Ind-Ra projects India’s merchandise exports will be worth around $112 billion in the first quarter of FY25. This would be 8 per cent more on a year-on-year (YoY) basis and the fastest in seven quarters. In the fourth quarter of FY24, merchandise exports touched a record figure of $120.4 billion at 4.9 per cent, buoyed by demand from the US, UAE, and the Netherlands. Significant exports included aircraft and spacecraft parts, telecom instruments, drug formulation, jewellery and chemicals.

Overall, the country would see a goods trade deficit of $57 billion, with India’s merchandise imports in the same period shooting up by 6 per cent year on year, and marking a $169 billion increase.
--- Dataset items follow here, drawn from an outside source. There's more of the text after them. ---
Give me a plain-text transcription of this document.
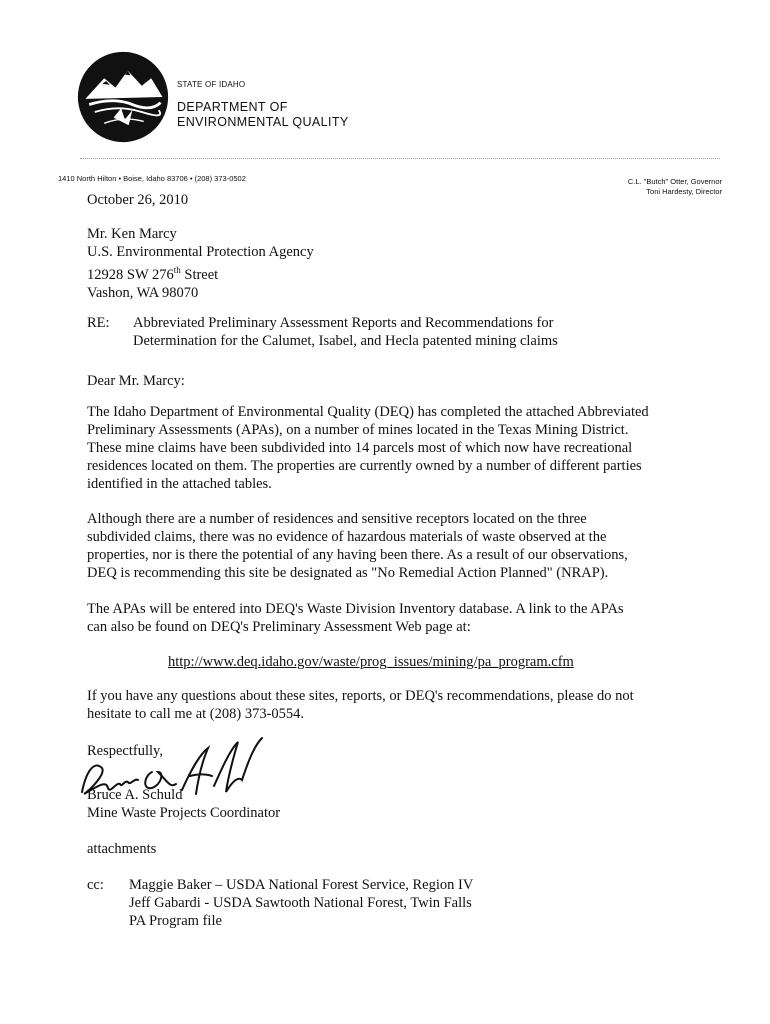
STATE OF IDAHO
DEPARTMENT OF
ENVIRONMENTAL QUALITY
1410 North Hilton • Boise, Idaho 83706 • (208) 373-0502	C.L. "Butch" Otter, Governor
Toni Hardesty, Director
October 26, 2010
Mr. Ken Marcy
U.S. Environmental Protection Agency
12928 SW 276th Street
Vashon, WA 98070
RE: Abbreviated Preliminary Assessment Reports and Recommendations for
Determination for the Calumet, Isabel, and Hecla patented mining claims
Dear Mr. Marcy:
The Idaho Department of Environmental Quality (DEQ) has completed the attached Abbreviated
Preliminary Assessments (APAs), on a number of mines located in the Texas Mining District.
These mine claims have been subdivided into 14 parcels most of which now have recreational
residences located on them. The properties are currently owned by a number of different parties
identified in the attached tables.
Although there are a number of residences and sensitive receptors located on the three
subdivided claims, there was no evidence of hazardous materials of waste observed at the
properties, nor is there the potential of any having been there. As a result of our observations,
DEQ is recommending this site be designated as "No Remedial Action Planned" (NRAP).
The APAs will be entered into DEQ's Waste Division Inventory database. A link to the APAs
can also be found on DEQ's Preliminary Assessment Web page at:
http://www.deq.idaho.gov/waste/prog_issues/mining/pa_program.cfm
If you have any questions about these sites, reports, or DEQ's recommendations, please do not
hesitate to call me at (208) 373-0554.
Respectfully,
Bruce A. Schuld
Mine Waste Projects Coordinator
attachments
cc: Maggie Baker – USDA National Forest Service, Region IV
Jeff Gabardi - USDA Sawtooth National Forest, Twin Falls
PA Program file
In the fourth quarter of FY24, merchandise imports grew by 2 per cent year on year, mostly owing to trade in durable items as well as infrastructure and intermediate goods. Imports came down to $170.7 billion from $174.4 billion in the quarter before. There was growth in the import of gold, silver, medical instruments and electronics goods.

The CAB could see a marginal deficit in the first quarter of FY25 owing to slow growth in services exports, which would be the outcome of a high base effect and diminishing demand in the sectors of information technology (IT) and the information technology enabled services (ITES). Year on year, services trade surplus is expected to grow to $38 billion at 6.5 per cent.

The gap between the Nominal Effective Exchange Rate (NEER) and the Real Effective Exchange Rate (REER) grew bigger, with NEER witnessing decline and REER recording neither decline nor increase. The performance of NEER and REER mirrored the continuing devaluation of the rupee, too.